The Kellner Affair: Matters of Life and Death
by Peter Larsen and Ben Erickson
In an automotive context, the name Kellner is instantly recognized as that of a premier French coachbuilder (a German firm of the same name is not related). But is coachbuilding a matter of life and death? It is, or was in this case because of the time at which the events this book charts transpired.
If you’ve read any of the previous Larsen / Erickson books—and, we say again, it is your loss if you have not—you know these authors turn over every rock, and then some, resulting in books of quite enormous breadth that to some is satisfyingly thorough and to others a bit self-indulgent. Either way, at the end of the day it is true, and sad, that too often niche subjects have only one real shot at being introduced into the record—so you better make that one shot count by saying everything there is to say, and damn the torpedoes. It helps to have a publisher (Dalton Watson, all hail to thee) who can see both the business and the intellectual case for going deep: whatever makes a book longer makes it more expensive, a tricky tightrope act.
Further to the last point, it is illuminating to reflect on the fact that this book which rings up at over 1000 pages, and several hundred more on a USB flashdrive containing ancillary material, was not the book Larsen set out to write! A different coachbuilder, Figoni, was in his crosshairs when the somewhat peripheral matter of one Jacques Paul Kellner being tried by the Nazis as a spy and executed was next on Larsen’s list of a million things to research. (The Figoni book, incidentally, remains yet to be finished.) That this seeming footnote or sidebar should have so moved Larsen (b. 1954) to dig into this story has biographic reasons, as is explained in the introduction. It is, not to put too fine a point on it, the proverbial “labor of love.”
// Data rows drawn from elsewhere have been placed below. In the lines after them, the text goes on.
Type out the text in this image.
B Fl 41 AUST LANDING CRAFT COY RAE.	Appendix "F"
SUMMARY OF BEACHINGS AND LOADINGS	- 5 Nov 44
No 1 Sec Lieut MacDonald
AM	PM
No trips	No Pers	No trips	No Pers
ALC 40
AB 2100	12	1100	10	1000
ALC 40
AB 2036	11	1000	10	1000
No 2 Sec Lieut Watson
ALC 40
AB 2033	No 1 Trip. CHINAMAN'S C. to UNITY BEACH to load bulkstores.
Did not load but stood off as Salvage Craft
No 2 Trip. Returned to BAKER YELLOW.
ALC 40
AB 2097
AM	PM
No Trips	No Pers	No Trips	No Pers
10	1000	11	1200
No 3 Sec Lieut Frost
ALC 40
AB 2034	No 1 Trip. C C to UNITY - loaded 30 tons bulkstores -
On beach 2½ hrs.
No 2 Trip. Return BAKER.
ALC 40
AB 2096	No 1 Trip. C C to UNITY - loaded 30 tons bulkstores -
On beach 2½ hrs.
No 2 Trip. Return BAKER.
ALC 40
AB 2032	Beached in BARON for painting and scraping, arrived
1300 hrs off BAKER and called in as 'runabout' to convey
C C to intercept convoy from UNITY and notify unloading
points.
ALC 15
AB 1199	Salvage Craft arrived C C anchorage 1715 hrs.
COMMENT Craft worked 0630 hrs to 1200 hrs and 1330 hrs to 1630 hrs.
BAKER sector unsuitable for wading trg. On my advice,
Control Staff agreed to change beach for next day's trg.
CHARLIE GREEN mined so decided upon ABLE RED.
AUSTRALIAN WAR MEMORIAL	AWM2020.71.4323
It is also noteworthy that this book could have been ready to launch a year earlier—if author and publisher had stooped to rushing the job. The “big” Dalton Watson books are usually launched during the Pebble Beach concours and so this Kellner book, despite being basically ready in mid 2017, was unveiled not that year but only this August 2018.
Like a set of nesting dolls, this trilogy contains topics within topics. Anyone with an interest in secular history in general and Continental coachbuilding theory (with special attention to streamlining) and practice in particular will turn to these books again and again. Obviously, Kellner-bodied cars feature prominently—and the period photos and related material is superb—and Larsen is the consummate expert on many aspects of this era of coachbuilding, but this is really not what the book is about.
In an ideal world, the books deserve to be read not only in their entirety but in order, from first page to last. Larsen writes the way a composer composes: every note in just its place, to make an organic, impactful whole. That his writing style is “ornate” and that, at the nano detail level, many things (cf. scope, tone, selection, “meaning”) could be said different ways is neither here nor there—just accept that every now and then you may find your attention wandering.
What really counts is that the book advances the body of knowledge, breaks new ground, and is almost unfathomably rich in context. Readers familiar with the French Resistance will recognize and appreciate that Larsen has unearthed material not seen in over seven decades and almost certainly never this neatly combined. All of the relevant primary sources are reproduced as facsimiles (hence the flashdrive) so anyone able to read French or German can evaluate it on their own.
Probably most important, the book circles around a timeless and utterly fundamental phenomenon: the human condition when put to the test. Kellner was denounced by his fellow man—as were Figoni and oh so many others—for petty reasons. That the world thus lost a creator of pretty cars is the least of its problems.
As a Dalton Watson offering, this book is a fine production in terms of design—just behold the somber colors of the cover, the period-appropriate typography and graphic devices—and physical properties on a level not commonly seen any more.
People who really have only eyes for the cars will wear out Volume III first. (This volume also has the memory card attached, to the inside front cover.) At around 400 pages it is the largest of the three, and, strictly speaking, it consists of only appendices, heavily illustrated and including one each for/of design drawings, period car photos (in alpha order by marque), and Kellner brochures. It is useful to realize that each appendix has its own table of contents whereas the index at the back of the book lists only people.
The standard edition is limited to 1000 copies, and a small number of sets is available in a deluxe leather-bound version at $1950 (ISBN 978-1854432964).
In terms of research craft, this book stands pretty much alone in actually taking the reader along, not least by presenting the primary sources for evaluation, into the labyrinthine world of paper trails, clues and leads, and the detective work of assigning credence. In fact, after drilling so deep into the subject, Larsen is confident that all the previous literature has got a cardinal conclusion wrong: the identity of the person who denounced the resistance group Phill to which Kellner belonged. Larsen names names.